Alexander III of Macedonia, better known as Alexander (the Great) was king of Macedonia from 336 a. C. until his death and is considered one of the most important military leaders of history by its conquest of the Achaemenid Empire.
After consolidating the unification of several city-states of ancient Greece who were under the rule of his father, Philip II of Macedonia, quelling the rebellion of the Greeks of the south after his death, Alexander conquered the Persian Empire, including Anatolia, Syria, Phoenicia, Judea, Gaza, Egypt, Bactria and Mesopotamia, expanding the borders of Macedonia to the region of Punjab.

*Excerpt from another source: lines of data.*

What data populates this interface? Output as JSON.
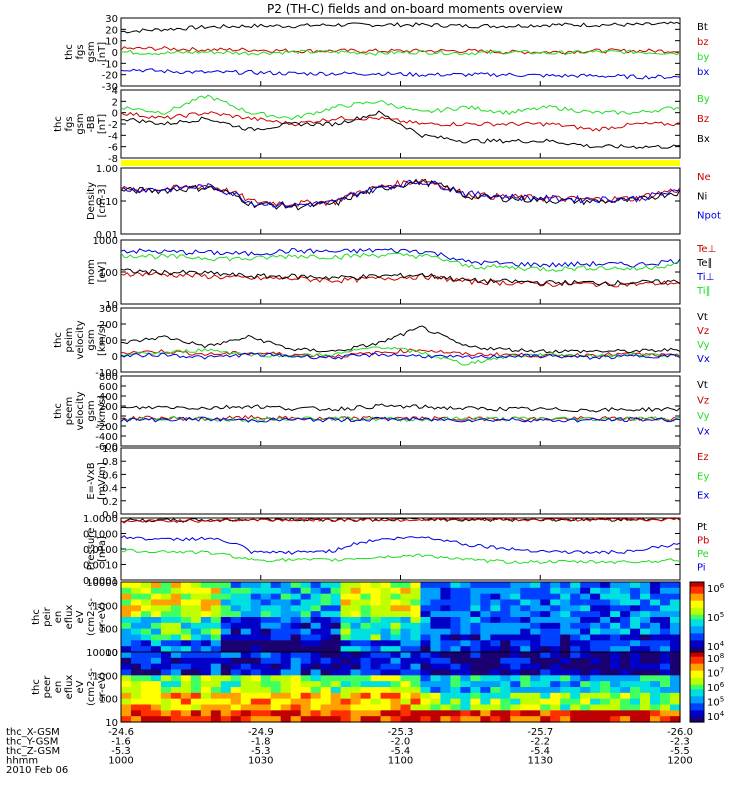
{
  "title": "P2 (TH-C) fields and on-board moments overview",
  "colors": {
    "black": "#000000",
    "red": "#cc0000",
    "green": "#22dd22",
    "blue": "#0000dd",
    "yellow": "#ffff00"
  },
  "chart_data": [
    {
      "type": "line",
      "ylabel": [
        "thc",
        "fgs",
        "gsm",
        "[nT]"
      ],
      "yticks": [
        "30",
        "20",
        "10",
        "0",
        "-10",
        "-20",
        "-30"
      ],
      "ylim": [
        -30,
        30
      ],
      "series": [
        {
          "name": "Bt",
          "color": "#000000",
          "values": [
            18,
            20,
            22,
            23,
            23,
            24,
            24,
            24,
            23,
            23,
            24,
            24,
            24,
            25
          ]
        },
        {
          "name": "bz",
          "color": "#cc0000",
          "values": [
            3,
            3,
            2,
            2,
            1,
            1,
            1,
            1,
            1,
            0,
            0,
            1,
            1,
            1
          ]
        },
        {
          "name": "by",
          "color": "#22dd22",
          "values": [
            0,
            -1,
            0,
            -1,
            0,
            0,
            -1,
            0,
            -1,
            0,
            -1,
            0,
            0,
            -1
          ]
        },
        {
          "name": "bx",
          "color": "#0000dd",
          "values": [
            -15,
            -17,
            -18,
            -18,
            -19,
            -19,
            -19,
            -20,
            -20,
            -20,
            -21,
            -21,
            -22,
            -22
          ]
        }
      ]
    },
    {
      "type": "line",
      "ylabel": [
        "thc",
        "fgs",
        "gsm",
        "-BB",
        "[nT]"
      ],
      "yticks": [
        "4",
        "2",
        "0",
        "-2",
        "-4",
        "-6",
        "-8"
      ],
      "ylim": [
        -8,
        4
      ],
      "series": [
        {
          "name": "By",
          "color": "#22dd22",
          "values": [
            1,
            0,
            3,
            0,
            -1,
            1,
            2,
            0,
            1,
            0,
            1,
            0,
            0,
            1
          ]
        },
        {
          "name": "Bz",
          "color": "#cc0000",
          "values": [
            0,
            -1,
            0,
            -1,
            -2,
            -1,
            -1,
            -2,
            -2,
            -2,
            -2,
            -3,
            -2,
            -2
          ]
        },
        {
          "name": "Bx",
          "color": "#000000",
          "values": [
            -1,
            -2,
            -1,
            -3,
            -2,
            -2,
            0,
            -4,
            -5,
            -5,
            -5,
            -6,
            -6,
            -6
          ]
        }
      ]
    },
    {
      "type": "line",
      "log": true,
      "ylabel": [
        "Density",
        "[cm-3]"
      ],
      "yticks": [
        "1.00",
        "0.10",
        "0.01"
      ],
      "ylim": [
        0.01,
        1.5
      ],
      "series": [
        {
          "name": "Ne",
          "color": "#cc0000",
          "values": [
            0.3,
            0.3,
            0.4,
            0.12,
            0.1,
            0.12,
            0.35,
            0.6,
            0.2,
            0.17,
            0.15,
            0.14,
            0.15,
            0.3
          ]
        },
        {
          "name": "Ni",
          "color": "#000000",
          "values": [
            0.28,
            0.28,
            0.35,
            0.1,
            0.08,
            0.1,
            0.3,
            0.55,
            0.18,
            0.15,
            0.13,
            0.12,
            0.13,
            0.25
          ]
        },
        {
          "name": "Npot",
          "color": "#0000dd",
          "values": [
            0.3,
            0.3,
            0.38,
            0.11,
            0.09,
            0.11,
            0.33,
            0.55,
            0.22,
            0.17,
            0.15,
            0.14,
            0.15,
            0.25
          ]
        }
      ]
    },
    {
      "type": "line",
      "log": true,
      "ylabel": [
        "mom",
        "[eV]"
      ],
      "yticks": [
        "1000",
        "100",
        "10"
      ],
      "ylim": [
        10,
        5000
      ],
      "series": [
        {
          "name": "Te⊥",
          "color": "#cc0000",
          "values": [
            200,
            180,
            150,
            120,
            120,
            100,
            120,
            150,
            90,
            80,
            70,
            70,
            70,
            80
          ]
        },
        {
          "name": "Te∥",
          "color": "#000000",
          "values": [
            250,
            220,
            200,
            150,
            150,
            130,
            150,
            170,
            100,
            90,
            80,
            80,
            80,
            90
          ]
        },
        {
          "name": "Ti⊥",
          "color": "#0000dd",
          "values": [
            1800,
            1600,
            1500,
            1300,
            1800,
            1600,
            1900,
            1700,
            600,
            500,
            450,
            500,
            450,
            700
          ]
        },
        {
          "name": "Ti∥",
          "color": "#22dd22",
          "values": [
            1200,
            1000,
            900,
            800,
            1100,
            1000,
            1200,
            1100,
            400,
            350,
            300,
            350,
            300,
            500
          ]
        }
      ]
    },
    {
      "type": "line",
      "ylabel": [
        "thc",
        "peim",
        "velocity",
        "gsm",
        "[km/s]"
      ],
      "yticks": [
        "300",
        "200",
        "100",
        "0",
        "-100"
      ],
      "ylim": [
        -100,
        300
      ],
      "series": [
        {
          "name": "Vt",
          "color": "#000000",
          "values": [
            80,
            120,
            60,
            120,
            40,
            30,
            80,
            180,
            60,
            40,
            30,
            30,
            30,
            40
          ]
        },
        {
          "name": "Vz",
          "color": "#cc0000",
          "values": [
            20,
            30,
            10,
            20,
            10,
            0,
            20,
            40,
            10,
            10,
            0,
            10,
            10,
            0
          ]
        },
        {
          "name": "Vy",
          "color": "#22dd22",
          "values": [
            10,
            20,
            40,
            10,
            0,
            10,
            60,
            20,
            -50,
            0,
            10,
            0,
            10,
            0
          ]
        },
        {
          "name": "Vx",
          "color": "#0000dd",
          "values": [
            0,
            10,
            -10,
            10,
            0,
            -10,
            10,
            0,
            -10,
            0,
            0,
            -10,
            0,
            0
          ]
        }
      ]
    },
    {
      "type": "line",
      "ylabel": [
        "thc",
        "peem",
        "velocity",
        "gsm",
        "[km/s]"
      ],
      "yticks": [
        "800",
        "600",
        "400",
        "200",
        "0",
        "-200",
        "-400",
        "-600"
      ],
      "ylim": [
        -600,
        800
      ],
      "series": [
        {
          "name": "Vt",
          "color": "#000000",
          "values": [
            150,
            180,
            160,
            200,
            150,
            140,
            200,
            180,
            150,
            140,
            130,
            120,
            130,
            140
          ]
        },
        {
          "name": "Vz",
          "color": "#cc0000",
          "values": [
            -50,
            -40,
            -60,
            -30,
            -50,
            -60,
            -40,
            -50,
            -60,
            -50,
            -60,
            -50,
            -60,
            -50
          ]
        },
        {
          "name": "Vy",
          "color": "#22dd22",
          "values": [
            -60,
            -50,
            -70,
            -60,
            -40,
            -50,
            -60,
            -70,
            -50,
            -60,
            -50,
            -60,
            -50,
            -60
          ]
        },
        {
          "name": "Vx",
          "color": "#0000dd",
          "values": [
            -80,
            -70,
            -60,
            -90,
            -70,
            -80,
            -60,
            -70,
            -80,
            -70,
            -90,
            -80,
            -70,
            -80
          ]
        }
      ]
    },
    {
      "type": "line",
      "ylabel": [
        "E=-VxB",
        "[mV/m]"
      ],
      "yticks": [
        "1.0",
        "0.8",
        "0.6",
        "0.4",
        "0.2",
        "0.0"
      ],
      "ylim": [
        0,
        1
      ],
      "series": [
        {
          "name": "Ez",
          "color": "#cc0000",
          "values": []
        },
        {
          "name": "Ey",
          "color": "#22dd22",
          "values": []
        },
        {
          "name": "Ex",
          "color": "#0000dd",
          "values": []
        }
      ]
    },
    {
      "type": "line",
      "log": true,
      "ylabel": [
        "Pressure",
        "[nPa]"
      ],
      "yticks": [
        "1.0000",
        "0.1000",
        "0.0100",
        "0.0010",
        "0.0001"
      ],
      "ylim": [
        0.0001,
        1.0
      ],
      "series": [
        {
          "name": "Pt",
          "color": "#000000",
          "values": [
            0.7,
            0.72,
            0.75,
            0.8,
            0.8,
            0.8,
            0.8,
            0.85,
            0.8,
            0.8,
            0.82,
            0.82,
            0.85,
            0.85
          ]
        },
        {
          "name": "Pb",
          "color": "#cc0000",
          "values": [
            0.6,
            0.65,
            0.7,
            0.75,
            0.78,
            0.78,
            0.78,
            0.8,
            0.78,
            0.78,
            0.8,
            0.8,
            0.82,
            0.82
          ]
        },
        {
          "name": "Pe",
          "color": "#22dd22",
          "values": [
            0.008,
            0.007,
            0.006,
            0.002,
            0.002,
            0.002,
            0.003,
            0.004,
            0.002,
            0.0015,
            0.0015,
            0.0015,
            0.0015,
            0.002
          ]
        },
        {
          "name": "Pi",
          "color": "#0000dd",
          "values": [
            0.06,
            0.04,
            0.05,
            0.006,
            0.006,
            0.008,
            0.04,
            0.06,
            0.02,
            0.01,
            0.007,
            0.006,
            0.007,
            0.02
          ]
        }
      ]
    },
    {
      "type": "heatmap",
      "ylabel": [
        "thc",
        "peir",
        "en",
        "eflux",
        "eV",
        "(cm2-s-",
        "sr-eV)"
      ],
      "yticks": [
        "10000",
        "1000",
        "100",
        "10"
      ],
      "colorbar_ticks": [
        "10^6",
        "10^5",
        "10^4"
      ]
    },
    {
      "type": "heatmap",
      "ylabel": [
        "thc",
        "peer",
        "en",
        "eflux",
        "eV",
        "(cm2-s-",
        "sr-eV)"
      ],
      "yticks": [
        "10000",
        "1000",
        "100",
        "10"
      ],
      "colorbar_ticks": [
        "10^8",
        "10^7",
        "10^6",
        "10^5",
        "10^4"
      ]
    }
  ],
  "x_axis": {
    "rows": [
      {
        "label": "thc_X-GSM",
        "values": [
          "-24.6",
          "-24.9",
          "-25.3",
          "-25.7",
          "-26.0"
        ]
      },
      {
        "label": "thc_Y-GSM",
        "values": [
          "-1.6",
          "-1.8",
          "-2.0",
          "-2.2",
          "-2.3"
        ]
      },
      {
        "label": "thc_Z-GSM",
        "values": [
          "-5.3",
          "-5.3",
          "-5.4",
          "-5.4",
          "-5.5"
        ]
      },
      {
        "label": "hhmm",
        "values": [
          "1000",
          "1030",
          "1100",
          "1130",
          "1200"
        ]
      }
    ],
    "date": "2010 Feb 06"
  }
}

Before his death, Alexander had planned to return to the west and conquer Europe besides wanting to continue the expansion to the East and find the end of the world, an idea that his childhood tutor, Aristotle, had instilled in him telling stories about a place Earth finished and began the Great Outer Sea.
Alejandro promoted the incorporation of foreign  in the army and administration through what has been defined by some academics as a "policy of fusion" and favored the marriage of members of the foreign army, which he practiced same.
After twelve years of constant military campaigning, Alexander died, possibly of malaria, typhoid fever or viral encephalitis. His only child, a newborn that survive a few months, left the empire at the mercy of his generals, known as the Diadochi (successors), who fractionated and divided. More than three centuries later domain and Greek colonization in areas as far died last descendant of the men thus ending the so-called Hellenistic period or Alexandria, who combined the Greek and Middle Eastern cultures.